5) How Zipline Became a $1.2 Billion Drone Company.
Drone Life
INFO: On the 17th of May Zipline, a drone delivery service company, announced $190M in new financing, bringing the total valuation to $1.2 Billion. Zipline drones can carry 1.75 kg (3.86 lbs) of cargo, cruise at 110 km/h (68 mph / 60 knots) and can cover a round trip range of 160 km (100 mi). Since launching in Rwanda in 2016 Zipline performed over 14,000 deliveries. If you would like to know more about how Zipline operates in Rwanda we found this video from RealEngineering very informative.

6) UC Berkeley’s “Hyper-Aggressive Pogo-Stick” Robot Now Works Outdoors.
INFO: We mentioned Salto 1-P back in Weekly Robotics #9. The new update to the robot removes the need for the motion capture system and can be controlled using a joystick. Currently the system uses dead reckoning for position estimation.

7) Publication of the Week - Behavior Trees in Robotics and AI: An Introduction (2018).
INFO: Behaviour Trees Behaviour can serve as an alternative to Finite State Machine and be used for complex task planning in Robotics. The above contains a pre-print version of the CRC Press Book. If you would like to start implementing BehaviourTrees in your systems then you might want to take a look at BehaviourTree.CPP (featured in Weekly Robotics #17).

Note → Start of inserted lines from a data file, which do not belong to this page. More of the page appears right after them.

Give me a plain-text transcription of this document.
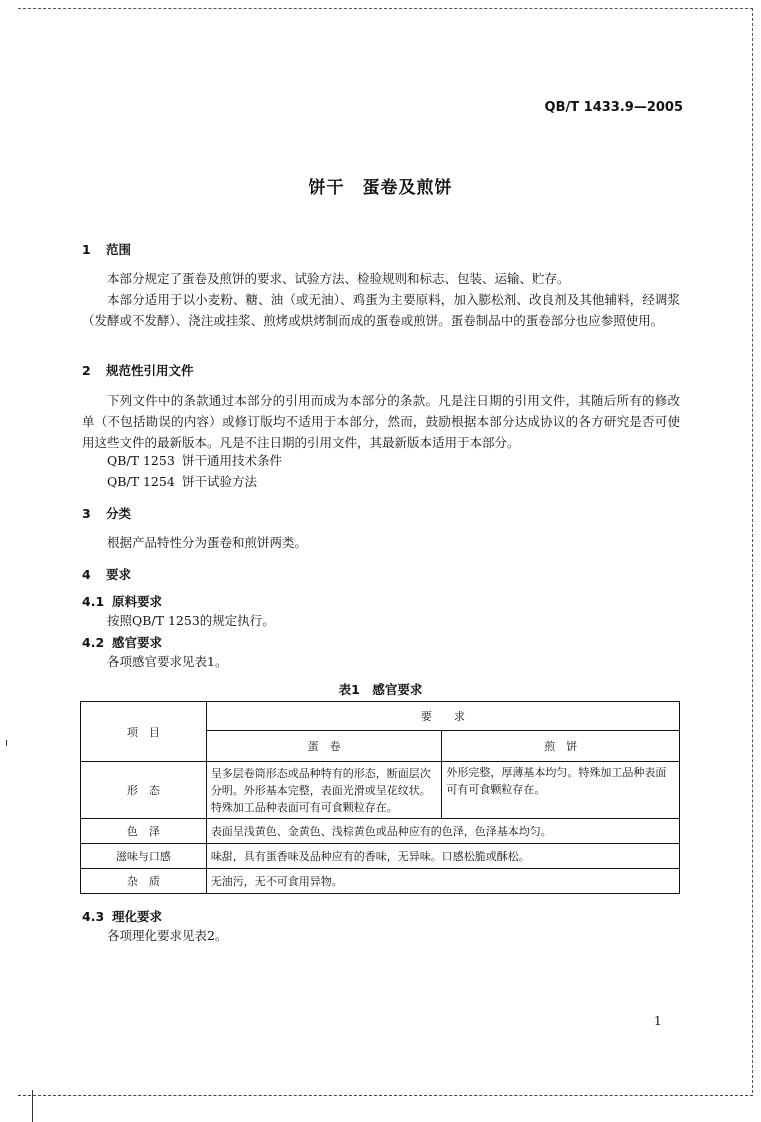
QB/T 1433.9—2005
饼干　蛋卷及煎饼
1 范围
本部分规定了蛋卷及煎饼的要求、试验方法、检验规则和标志、包装、运输、贮存。
本部分适用于以小麦粉、糖、油（或无油）、鸡蛋为主要原料，加入膨松剂、改良剂及其他辅料，经调浆（发酵或不发酵）、浇注或挂浆、煎烤或烘烤制而成的蛋卷或煎饼。蛋卷制品中的蛋卷部分也应参照使用。
2 规范性引用文件
下列文件中的条款通过本部分的引用而成为本部分的条款。凡是注日期的引用文件，其随后所有的修改单（不包括勘误的内容）或修订版均不适用于本部分，然而，鼓励根据本部分达成协议的各方研究是否可使用这些文件的最新版本。凡是不注日期的引用文件，其最新版本适用于本部分。
QB/T 1253 饼干通用技术条件
QB/T 1254 饼干试验方法
3 分类
根据产品特性分为蛋卷和煎饼两类。
4 要求
4.1 原料要求
按照QB/T 1253的规定执行。
4.2 感官要求
各项感官要求见表1。
表1　感官要求
项　目	要　　求	
	蛋　卷	煎　饼
形　态	呈多层卷筒形态或品种特有的形态，断面层次分明。外形基本完整，表面光滑或呈花纹状。特殊加工品种表面可有可食颗粒存在。	外形完整，厚薄基本均匀。特殊加工品种表面可有可食颗粒存在。
色　泽	表面呈浅黄色、金黄色、浅棕黄色或品种应有的色泽，色泽基本均匀。	
滋味与口感	味甜，具有蛋香味及品种应有的香味，无异味。口感松脆或酥松。	
杂　质	无油污，无不可食用异物。	
4.3 理化要求
各项理化要求见表2。
1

1) YDLIDAR X2 - ROS review and Cartographer setup.
INFO: In this blog post Mat, the author of Weekly Robotics, reviews YDLIDAR X2 - an $89 360 degree LiDAR with 7Hz update rate. The post shows the LiDAR working with Cartographer and points to the repository with full implementation of Mat’s solution.


1) Franka Emika (Munich, Germany) - Various Positions.
INFO: Franka Emika is a dynamic company that develops robotics technology for everyone, with a goal to overcome one of the biggest challenges of the modern society, relieving an entire generation of tedious, potentially dangerous, vastly time-consuming, and monotonous labor.

2) National Robotics Engineering Center (Pittsburgh, PA, US) - Various Positions.
INFO: NREC develops and matures robotics technologies and solutions from concept to commercialization. Our unique expertise places us at the forefront of unmanned ground vehicle design, autonomy, sensing and perception, machine learning, machine vision, operator assistance, 3D mapping and position estimation.